A Unicyclist's Guide to America
Foreword by Janisse Ray
"This is just the kind of epic we need right now—humble, sweet, and very deep indeed. As good a travel story—within and without—as you'll read anytime soon!"
—Bill McKibben, author of New York Times bestseller Eaarth
"My speedometer says zero," a Missouri woman said, leaning toward the passenger window of her red Camaro, which she had slowed to a near stop. Unicyclist Mark Schimmoeller was surprised. After all, he had made it from North Carolina, traveling around a thousand miles at this speed.
Her message was the same as one he’d received from a Tennessee man yelling at him, "You ain’t going nowhere," only gentler in tone. He chose to be encouraged. From Missouri, Mark Schimmoeller unicycled on (still going zero) to northern Arizona, exploring these questions of speed, progress, and meaning.
Mark was twenty-four then; he is forty-six now, married and living in a small off-the-grid cabin in the Kentucky woods. Slowspoke: A Unicyclist’s Guide to America is told from the perspective of the present-day homesteader. The adventures of Schimmoeller's youth are recalled when he encounters the emotional equivalent of a tractor-trailer gust: the news that the beloved old woods near his house is about to be logged and developed. Mark begins an effort to save the woods and as he does so he retreats into stories that buffer him with happy endings. As a young man, his unicycle slowed his pace; now, thinking about it slows time for him, keeps the tall trees standing. As the narrative alternates between past and present, dream and reality, he looks with a fresh gaze at his Kentucky home, with the precise love of someone slated to give a eulogy.

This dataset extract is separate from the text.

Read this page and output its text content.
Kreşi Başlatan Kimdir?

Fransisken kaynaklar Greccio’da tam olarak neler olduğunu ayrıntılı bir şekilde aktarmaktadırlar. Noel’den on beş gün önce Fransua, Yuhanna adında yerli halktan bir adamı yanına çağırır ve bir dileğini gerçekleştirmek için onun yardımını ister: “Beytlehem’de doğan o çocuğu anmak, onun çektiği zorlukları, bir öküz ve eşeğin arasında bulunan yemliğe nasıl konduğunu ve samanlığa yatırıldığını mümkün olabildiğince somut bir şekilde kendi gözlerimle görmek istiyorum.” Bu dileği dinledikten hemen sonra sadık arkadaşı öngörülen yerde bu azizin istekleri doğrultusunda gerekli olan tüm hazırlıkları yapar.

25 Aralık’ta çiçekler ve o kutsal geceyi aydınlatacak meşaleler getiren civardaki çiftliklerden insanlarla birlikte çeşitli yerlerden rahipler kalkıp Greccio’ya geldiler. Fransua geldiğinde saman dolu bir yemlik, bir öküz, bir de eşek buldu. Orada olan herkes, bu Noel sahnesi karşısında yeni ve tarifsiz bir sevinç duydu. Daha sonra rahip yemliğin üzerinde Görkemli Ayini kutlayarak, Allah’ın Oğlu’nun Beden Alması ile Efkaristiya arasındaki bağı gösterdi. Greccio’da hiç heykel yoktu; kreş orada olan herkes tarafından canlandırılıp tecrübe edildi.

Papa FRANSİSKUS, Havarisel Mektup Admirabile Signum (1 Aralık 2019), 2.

People who have gone back to the land or wonder if they could, who have slowed down to experience life at a unicycle’s speed or who long to do so, who have fallen in love, who have treasured tall trees or mourned their loss, will find a voice in Slowspoke. Written with poise and humor, Slowspoke is for anyone who still leans against prevailing winds toward a better America and world.